Polacy sobotnią porażką z Norwegią (28:30) skomplikowali sobie drogę do półfinału turnieju. Mimo przegranej wszystko nadal jest w ich rękach. Aby zapewnić sobie awans do najlepszej czwórki mistrzostw Polacy potrzebują dwóch zwycięstw – dzisiaj z Białorusią oraz pojutrze z Chorwacją.
Zwycięstwa w obu tych spotkaniach zapewnią naszej drużynie miejsce w półfinale EHF Euro 2016 niezależnie od pozostałych wyników. – Nie możemy patrzeć na innych, wszystko zależy tak naprawdę od nas – mówią kadrowicze.
Ewentualna strata punktów w jednym z dwóch nadchodzących spotkań jeszcze bardziej skomplikuje położenie Polaków.
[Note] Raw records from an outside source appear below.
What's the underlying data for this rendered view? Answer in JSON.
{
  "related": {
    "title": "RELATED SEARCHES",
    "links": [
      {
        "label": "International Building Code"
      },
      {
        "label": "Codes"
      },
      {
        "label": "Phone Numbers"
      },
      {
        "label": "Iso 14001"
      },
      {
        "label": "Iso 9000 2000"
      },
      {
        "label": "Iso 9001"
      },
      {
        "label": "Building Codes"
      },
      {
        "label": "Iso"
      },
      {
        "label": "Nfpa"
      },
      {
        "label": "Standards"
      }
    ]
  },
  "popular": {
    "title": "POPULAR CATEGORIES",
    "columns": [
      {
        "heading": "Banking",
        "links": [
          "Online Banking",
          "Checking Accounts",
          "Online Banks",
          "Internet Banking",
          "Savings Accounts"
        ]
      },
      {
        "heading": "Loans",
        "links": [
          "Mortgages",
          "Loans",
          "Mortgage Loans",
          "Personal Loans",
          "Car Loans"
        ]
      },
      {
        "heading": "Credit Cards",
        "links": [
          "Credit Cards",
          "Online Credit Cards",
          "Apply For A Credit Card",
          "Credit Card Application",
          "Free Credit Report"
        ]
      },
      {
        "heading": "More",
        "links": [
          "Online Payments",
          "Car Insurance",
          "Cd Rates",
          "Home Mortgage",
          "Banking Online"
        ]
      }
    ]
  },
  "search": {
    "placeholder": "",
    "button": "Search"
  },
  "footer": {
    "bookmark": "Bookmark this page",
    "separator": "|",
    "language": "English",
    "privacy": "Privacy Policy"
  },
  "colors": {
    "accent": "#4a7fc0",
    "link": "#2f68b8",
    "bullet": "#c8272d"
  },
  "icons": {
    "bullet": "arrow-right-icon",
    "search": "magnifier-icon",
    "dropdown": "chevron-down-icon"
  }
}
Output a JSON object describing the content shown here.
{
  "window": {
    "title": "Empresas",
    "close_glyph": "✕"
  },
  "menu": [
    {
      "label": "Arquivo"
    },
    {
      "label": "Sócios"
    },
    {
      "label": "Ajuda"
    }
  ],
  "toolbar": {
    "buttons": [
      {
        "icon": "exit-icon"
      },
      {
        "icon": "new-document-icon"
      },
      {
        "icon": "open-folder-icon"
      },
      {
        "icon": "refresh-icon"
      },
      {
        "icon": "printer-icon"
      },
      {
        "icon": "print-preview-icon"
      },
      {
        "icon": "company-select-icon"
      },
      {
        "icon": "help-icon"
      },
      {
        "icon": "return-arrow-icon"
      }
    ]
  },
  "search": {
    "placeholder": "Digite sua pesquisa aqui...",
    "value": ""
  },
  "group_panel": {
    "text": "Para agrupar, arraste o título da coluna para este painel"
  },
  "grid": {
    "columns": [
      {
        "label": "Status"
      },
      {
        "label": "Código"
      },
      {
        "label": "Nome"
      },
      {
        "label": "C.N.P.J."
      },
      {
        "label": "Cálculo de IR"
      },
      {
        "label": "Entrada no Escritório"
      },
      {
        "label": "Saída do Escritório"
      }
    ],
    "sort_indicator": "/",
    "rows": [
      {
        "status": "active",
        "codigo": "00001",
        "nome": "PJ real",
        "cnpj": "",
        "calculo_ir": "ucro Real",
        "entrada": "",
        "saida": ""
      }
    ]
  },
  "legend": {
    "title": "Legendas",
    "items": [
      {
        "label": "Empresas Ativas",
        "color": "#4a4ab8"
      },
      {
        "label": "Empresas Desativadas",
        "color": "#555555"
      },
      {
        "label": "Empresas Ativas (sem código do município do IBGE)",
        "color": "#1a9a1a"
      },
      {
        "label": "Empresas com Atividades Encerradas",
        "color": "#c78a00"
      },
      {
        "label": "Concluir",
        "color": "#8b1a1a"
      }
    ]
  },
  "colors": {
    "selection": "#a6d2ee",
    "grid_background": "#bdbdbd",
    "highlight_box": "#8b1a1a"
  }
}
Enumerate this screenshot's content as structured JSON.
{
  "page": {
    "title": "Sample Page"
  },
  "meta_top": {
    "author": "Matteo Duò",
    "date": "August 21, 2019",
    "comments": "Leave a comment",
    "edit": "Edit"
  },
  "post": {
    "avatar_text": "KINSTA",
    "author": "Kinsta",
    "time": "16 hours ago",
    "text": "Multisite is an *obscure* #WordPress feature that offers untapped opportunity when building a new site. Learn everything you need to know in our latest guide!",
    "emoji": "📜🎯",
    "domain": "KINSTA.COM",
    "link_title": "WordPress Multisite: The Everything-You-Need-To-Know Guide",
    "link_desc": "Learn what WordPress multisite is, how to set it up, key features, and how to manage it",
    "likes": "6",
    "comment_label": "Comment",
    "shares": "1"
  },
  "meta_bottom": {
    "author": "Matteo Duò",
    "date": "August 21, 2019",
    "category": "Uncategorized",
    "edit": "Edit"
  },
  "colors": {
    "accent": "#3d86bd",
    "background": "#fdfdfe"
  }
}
Paradoksalnie, awans do półfinału mogą nam jednak dać nawet zwycięstwo z Białorusią i trzybramkowa porażka z reprezentacją Chorwacji. Wówczas jednak Biało-Czerwoni musieliby liczyć na porażkę Francuzów z Norwegami
O kolejności w grupie fazy głównej EHF Euro 2016 decydują kolejno: liczba punktów; wyniki bezpośrednich meczów między ekipami z takim samym dorobkiem punktowym; bilans bramkowy ze spotkań między zespołami z taką samą liczbą punktów; liczba bramek zdobytych w meczach z drużynami o takim samym dorobku punktowym; bilans bramkowy ze wszystkich spotkań fazy głównej; liczba bramek zdobytych we wszystkich meczach fazy głównej; losowanie.
Awans do półfinału Mistrzostw Europy wywalczą po dwie najlepsze drużyny z grup I i II fazy głównej. W rywalizującej w Krakowie grupie I w walce o medale pozostają Norwegia, Francja, Polska i Chorwacja (choć ma wyłącznie matematyczne szanse), we wrocławskiej grupie II o awans grają Duńczycy, Hiszpanie i Niemcy.